Back to Riggs. One chapter I have read and re-read deals with a conversation in the dark with her husband. He says that he cannot wait for “things to be back to normal.” She reacts with anger: “I can’t handle you saying that. Thinking that way kind of invalidates my whole life right now. I have to love these days in the same way I love any other. There might not be a normal from here on out.”

I hope and pray that I have some “normal days” ahead of me, days when I do not have to go for a blood test, do not have to talk with any doctors or physical therapists, do not have to even THINK about cancer. But there may not be. So I have to love these days like any other days.

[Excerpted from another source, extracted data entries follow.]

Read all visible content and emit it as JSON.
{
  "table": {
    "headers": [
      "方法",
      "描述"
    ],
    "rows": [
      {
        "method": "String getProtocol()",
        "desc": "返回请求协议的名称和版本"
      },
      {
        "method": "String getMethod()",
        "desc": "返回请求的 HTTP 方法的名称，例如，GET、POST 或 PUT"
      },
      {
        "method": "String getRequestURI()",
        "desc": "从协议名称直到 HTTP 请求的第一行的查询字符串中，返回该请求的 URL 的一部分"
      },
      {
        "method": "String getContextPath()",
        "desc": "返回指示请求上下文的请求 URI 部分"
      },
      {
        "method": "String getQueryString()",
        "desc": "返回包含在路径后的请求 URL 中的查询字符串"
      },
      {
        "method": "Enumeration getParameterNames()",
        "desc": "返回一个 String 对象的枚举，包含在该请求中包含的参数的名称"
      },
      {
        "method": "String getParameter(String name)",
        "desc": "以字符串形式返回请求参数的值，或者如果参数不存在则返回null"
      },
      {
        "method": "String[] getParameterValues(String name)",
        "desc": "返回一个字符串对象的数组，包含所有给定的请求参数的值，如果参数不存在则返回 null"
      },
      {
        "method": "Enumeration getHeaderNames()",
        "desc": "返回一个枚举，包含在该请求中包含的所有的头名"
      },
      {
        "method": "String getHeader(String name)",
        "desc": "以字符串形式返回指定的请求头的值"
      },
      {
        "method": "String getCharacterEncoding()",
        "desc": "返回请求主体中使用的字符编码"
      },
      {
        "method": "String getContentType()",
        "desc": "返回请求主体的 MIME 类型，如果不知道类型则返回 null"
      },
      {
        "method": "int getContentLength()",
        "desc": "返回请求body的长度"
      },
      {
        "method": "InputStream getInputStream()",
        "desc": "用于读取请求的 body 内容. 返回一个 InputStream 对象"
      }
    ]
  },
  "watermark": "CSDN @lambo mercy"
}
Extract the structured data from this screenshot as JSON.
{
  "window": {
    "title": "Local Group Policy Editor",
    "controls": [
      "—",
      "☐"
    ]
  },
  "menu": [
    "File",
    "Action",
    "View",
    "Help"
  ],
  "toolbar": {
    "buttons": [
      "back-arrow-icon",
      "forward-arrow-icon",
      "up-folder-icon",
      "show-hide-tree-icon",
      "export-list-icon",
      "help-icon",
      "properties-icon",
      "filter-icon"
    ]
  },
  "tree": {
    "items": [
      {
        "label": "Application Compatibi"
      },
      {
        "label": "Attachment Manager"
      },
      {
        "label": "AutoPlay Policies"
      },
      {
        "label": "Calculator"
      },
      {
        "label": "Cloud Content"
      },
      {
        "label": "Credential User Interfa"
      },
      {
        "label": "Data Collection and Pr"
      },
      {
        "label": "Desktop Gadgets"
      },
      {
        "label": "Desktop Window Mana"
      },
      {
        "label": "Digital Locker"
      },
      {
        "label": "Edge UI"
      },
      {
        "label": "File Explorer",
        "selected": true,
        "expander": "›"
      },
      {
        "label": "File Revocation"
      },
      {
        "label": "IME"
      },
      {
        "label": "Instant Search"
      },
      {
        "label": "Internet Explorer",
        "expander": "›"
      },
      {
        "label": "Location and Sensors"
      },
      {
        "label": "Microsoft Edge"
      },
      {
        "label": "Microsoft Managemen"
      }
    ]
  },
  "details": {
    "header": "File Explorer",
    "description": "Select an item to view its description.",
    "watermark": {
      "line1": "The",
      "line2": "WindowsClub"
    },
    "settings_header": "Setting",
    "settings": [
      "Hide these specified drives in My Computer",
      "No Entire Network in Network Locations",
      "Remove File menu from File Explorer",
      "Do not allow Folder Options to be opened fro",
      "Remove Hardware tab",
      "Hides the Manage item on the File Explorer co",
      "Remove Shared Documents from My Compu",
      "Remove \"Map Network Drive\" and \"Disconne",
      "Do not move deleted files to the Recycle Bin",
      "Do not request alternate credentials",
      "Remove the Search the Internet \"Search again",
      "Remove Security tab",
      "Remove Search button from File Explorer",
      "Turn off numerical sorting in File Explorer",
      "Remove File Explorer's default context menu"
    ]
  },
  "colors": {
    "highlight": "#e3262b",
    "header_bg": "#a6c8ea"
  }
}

I am not quite sure how and why I started reading The Fault in our Stars, by John Green. it is a novel, about two teenagers who meet in a cancer survivor group and fall in love. I will not spoil the ending by going further into the plot, but wanted to give some sense of the book by a few quotes.

The narrator, Hazel Grace Lancaster, tells her parents, without much success, that Sleep Fights Cancer, to persuade her parents to allow her to spend more time in bed. I have also used said this, without much success, to explain why I have been taking more naps than usual.

When I was four and five years old, my mother used to take a nap, and try to make my brother and me take a nap at the same time. We did not want to take naps, we wanted to play, and that of course made nap time a tense time. Perhaps because of that, I have never learned to nap properly, I cannot lie down for an hour and arise refreshed. I often lie down and cannot sleep, and if I do sleep, I awake an hour or two later feeling like I have been hammered over the head. But some days, these days, I am just tired, and I take or try to take a nap.

Hazel Grace loves a book, An Imperial Affliction, about a girl with cancer. She loves it so much that she reads and re-reads it and abbreviates it AIA. She is quick to explain that AIA is not a cancer book. “But it’s not a cancer book, because cancer books suck. Like, in cancer books, the cancer person starts a charity that raises money to fight cancer, right? And this commitment to charity reminds the cancer person of the essential goodness of humanity and makes him/her feel loved and encouraged because s/he will leave a cancer-curing legacy. But in AIA, Anna decides that being a person with cancer who starts a cancer charity is a bit narcissistic, so she starts a charity called The Anna Foundation for People with Cancer Who Want to Cure Cholera.”

So there, four reading recommendations, or five if you count Bakewell’s Montaigne book, not just for those with cancer, but for those with life. Because as all of the books point out, in different ways, cancer is part of life. “Cancer kids,” Green writes, “are essentially side effects of the relentless mutation that made the diversity of life on earth possible.” Or as Mukherjee puts it “Cancer’s life is a recapitulation of the body’s life, a pathological mirror of our own. Susan Sontag warned against overburdening an illness with metaphor. But this is not metaphor. Down to their innate molecular core, cancer cells are hyperactive, survival-endowed, scrappy, fecund, inventive copies of ourselves.”